Another week behind us, and Girls und Panzer continues to do its magic. Episode eight has a fair share of poignant moments. The student council fold in their attempt to tell Miho the whole truth about the stakes of the tournament. Mako effortlessly sees through Sodoko’s haughty front. The girls agree that giving up is actually an option (!). But it seems I am not alone in singling out the Russian loli rendition of “Katyusha” as the one scene that blew away all others.
At first, I just realized the song was awesome. It took me some time (and pressing the repeat button many, many times) before I started wondering why exactly the impact of the insert song is so great. There is the obvious element of surprise – Russian in our anime, the war anthem coming completely out of left field – Girls und Panzer’s ability to combine silly and cool to make something completely fresh. But I think the scene would not have been half as powerful if not for its context, the place it takes in the episode as a whole.

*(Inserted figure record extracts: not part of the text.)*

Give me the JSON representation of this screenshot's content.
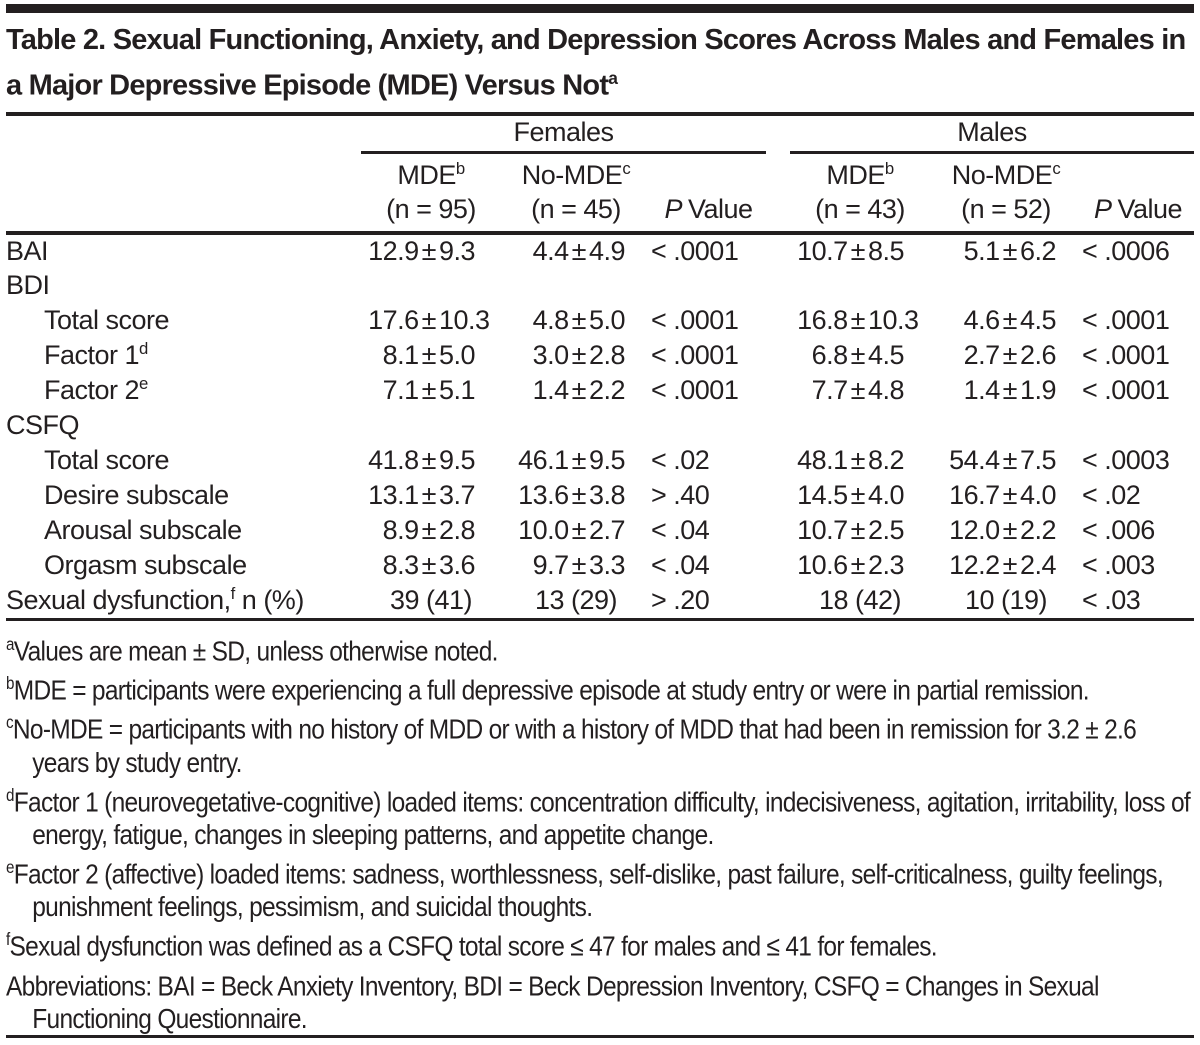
{
  "title": {
    "text": "Table 2. Sexual Functioning, Anxiety, and Depression Scores Across Males and Females in a Major Depressive Episode (MDE) Versus Not",
    "sup": "a"
  },
  "colors": {
    "text": "#231f20",
    "background": "#ffffff",
    "rule": "#231f20"
  },
  "table": {
    "pm": "±",
    "groups": {
      "females": "Females",
      "males": "Males"
    },
    "cols": {
      "f_mde": {
        "text": "MDE",
        "sup": "b",
        "n": "(n = 95)"
      },
      "f_no_mde": {
        "text": "No-MDE",
        "sup": "c",
        "n": "(n = 45)"
      },
      "m_mde": {
        "text": "MDE",
        "sup": "b",
        "n": "(n = 43)"
      },
      "m_no_mde": {
        "text": "No-MDE",
        "sup": "c",
        "n": "(n = 52)"
      },
      "p": {
        "italic": "P",
        "rest": "Value"
      }
    },
    "rows": [
      {
        "label": "BAI",
        "cells": [
          {
            "m": "12.9",
            "s": "9.3"
          },
          {
            "m": "4.4",
            "s": "4.9"
          },
          {
            "p": "< .0001"
          },
          {
            "m": "10.7",
            "s": "8.5"
          },
          {
            "m": "5.1",
            "s": "6.2"
          },
          {
            "p": "< .0006"
          }
        ]
      },
      {
        "label": "BDI",
        "section": true
      },
      {
        "label": "Total score",
        "indent": true,
        "cells": [
          {
            "m": "17.6",
            "s": "10.3"
          },
          {
            "m": "4.8",
            "s": "5.0"
          },
          {
            "p": "< .0001"
          },
          {
            "m": "16.8",
            "s": "10.3"
          },
          {
            "m": "4.6",
            "s": "4.5"
          },
          {
            "p": "< .0001"
          }
        ]
      },
      {
        "label": "Factor 1",
        "sup": "d",
        "indent": true,
        "cells": [
          {
            "m": "8.1",
            "s": "5.0"
          },
          {
            "m": "3.0",
            "s": "2.8"
          },
          {
            "p": "< .0001"
          },
          {
            "m": "6.8",
            "s": "4.5"
          },
          {
            "m": "2.7",
            "s": "2.6"
          },
          {
            "p": "< .0001"
          }
        ]
      },
      {
        "label": "Factor 2",
        "sup": "e",
        "indent": true,
        "cells": [
          {
            "m": "7.1",
            "s": "5.1"
          },
          {
            "m": "1.4",
            "s": "2.2"
          },
          {
            "p": "< .0001"
          },
          {
            "m": "7.7",
            "s": "4.8"
          },
          {
            "m": "1.4",
            "s": "1.9"
          },
          {
            "p": "< .0001"
          }
        ]
      },
      {
        "label": "CSFQ",
        "section": true
      },
      {
        "label": "Total score",
        "indent": true,
        "cells": [
          {
            "m": "41.8",
            "s": "9.5"
          },
          {
            "m": "46.1",
            "s": "9.5"
          },
          {
            "p": "< .02"
          },
          {
            "m": "48.1",
            "s": "8.2"
          },
          {
            "m": "54.4",
            "s": "7.5"
          },
          {
            "p": "< .0003"
          }
        ]
      },
      {
        "label": "Desire subscale",
        "indent": true,
        "cells": [
          {
            "m": "13.1",
            "s": "3.7"
          },
          {
            "m": "13.6",
            "s": "3.8"
          },
          {
            "p": "> .40"
          },
          {
            "m": "14.5",
            "s": "4.0"
          },
          {
            "m": "16.7",
            "s": "4.0"
          },
          {
            "p": "< .02"
          }
        ]
      },
      {
        "label": "Arousal subscale",
        "indent": true,
        "cells": [
          {
            "m": "8.9",
            "s": "2.8"
          },
          {
            "m": "10.0",
            "s": "2.7"
          },
          {
            "p": "< .04"
          },
          {
            "m": "10.7",
            "s": "2.5"
          },
          {
            "m": "12.0",
            "s": "2.2"
          },
          {
            "p": "< .006"
          }
        ]
      },
      {
        "label": "Orgasm subscale",
        "indent": true,
        "cells": [
          {
            "m": "8.3",
            "s": "3.6"
          },
          {
            "m": "9.7",
            "s": "3.3"
          },
          {
            "p": "< .04"
          },
          {
            "m": "10.6",
            "s": "2.3"
          },
          {
            "m": "12.2",
            "s": "2.4"
          },
          {
            "p": "< .003"
          }
        ]
      },
      {
        "label": "Sexual dysfunction,",
        "sup": "f",
        "label_after": " n (%)",
        "cells": [
          {
            "t": "39 (41)"
          },
          {
            "t": "13 (29)"
          },
          {
            "p": "> .20"
          },
          {
            "t": "18 (42)"
          },
          {
            "t": "10 (19)"
          },
          {
            "p": "< .03"
          }
        ]
      }
    ]
  },
  "footnotes": [
    {
      "sup": "a",
      "text": "Values are mean ± SD, unless otherwise noted."
    },
    {
      "sup": "b",
      "text": "MDE = participants were experiencing a full depressive episode at study entry or were in partial remission."
    },
    {
      "sup": "c",
      "text": "No-MDE = participants with no history of MDD or with a history of MDD that had been in remission for 3.2 ± 2.6 years by study entry."
    },
    {
      "sup": "d",
      "text": "Factor 1 (neurovegetative-cognitive) loaded items: concentration difficulty, indecisiveness, agitation, irritability, loss of energy, fatigue, changes in sleeping patterns, and appetite change."
    },
    {
      "sup": "e",
      "text": "Factor 2 (affective) loaded items: sadness, worthlessness, self-dislike, past failure, self-criticalness, guilty feelings, punishment feelings, pessimism, and suicidal thoughts."
    },
    {
      "sup": "f",
      "text": "Sexual dysfunction was defined as a CSFQ total score ≤ 47 for males and ≤ 41 for females."
    },
    {
      "sup": "",
      "text": "Abbreviations: BAI = Beck Anxiety Inventory, BDI = Beck Depression Inventory, CSFQ = Changes in Sexual Functioning Questionnaire."
    }
  ]
}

First of all, we meet Katyusha, the Russian loli commander who is doing her best to raise all the overconfident-and-incompetent-villain flags in existence. She calls her opponents a nameless school, feels no need to keep in shape before the battle, fails to research the opposing team properly and does not listen when her own vice-commander offers advice. All of this in a one-minute scene. Later on in the episode, we will also learn that she has a superiority and height complex and motivates her schoolmates by throwing threats at them. As if that was not overkill, the official twitter account of the show mentions that the reason Katyusha became commander of her unit was that it was her tank that shot down Miho’s flag tank in last year’s competition… and viewers are left to imagine how much of that was to Katyusha’s credit.
Another thing clearly presented in this episode is how green the Ooarai girls still are, even after getting through two matches. You can see it every step of the way – the lukewarm motivation of the first-years, the way the girls fool around during practice and before the match. And to top it off, the final briefing shows how much the team lacks cohesion as the girls get carried away and pressure their experienced commander into changing her tactics.
It is no coincidence that the Katyusha scene comes immediately after that briefing. In a matter of seconds, the false sense of security bestowed by the Russian commander’s portrayal is blown away. The Pravda team reveals itself as a single, breathing organism, a beast of war united under that one name – Katyusha. That the commander’s name overlaps with the name of the song adds another layer to the message, leaving no doubt that the Pravda girls will obey Katyusha’s orders to the last tank standing, just like the song itself is a tale of loyalty to one’s homeland and loved ones. There is no comparison whatsoever to the lack of discipline and integrity displayed by Ooarai.
It is through those two contrasts that the rendition of Katyusha gains its significance as a scene, and that significance lends it power necessary to make as much of an impact as it does. Hats off to director Mizushima.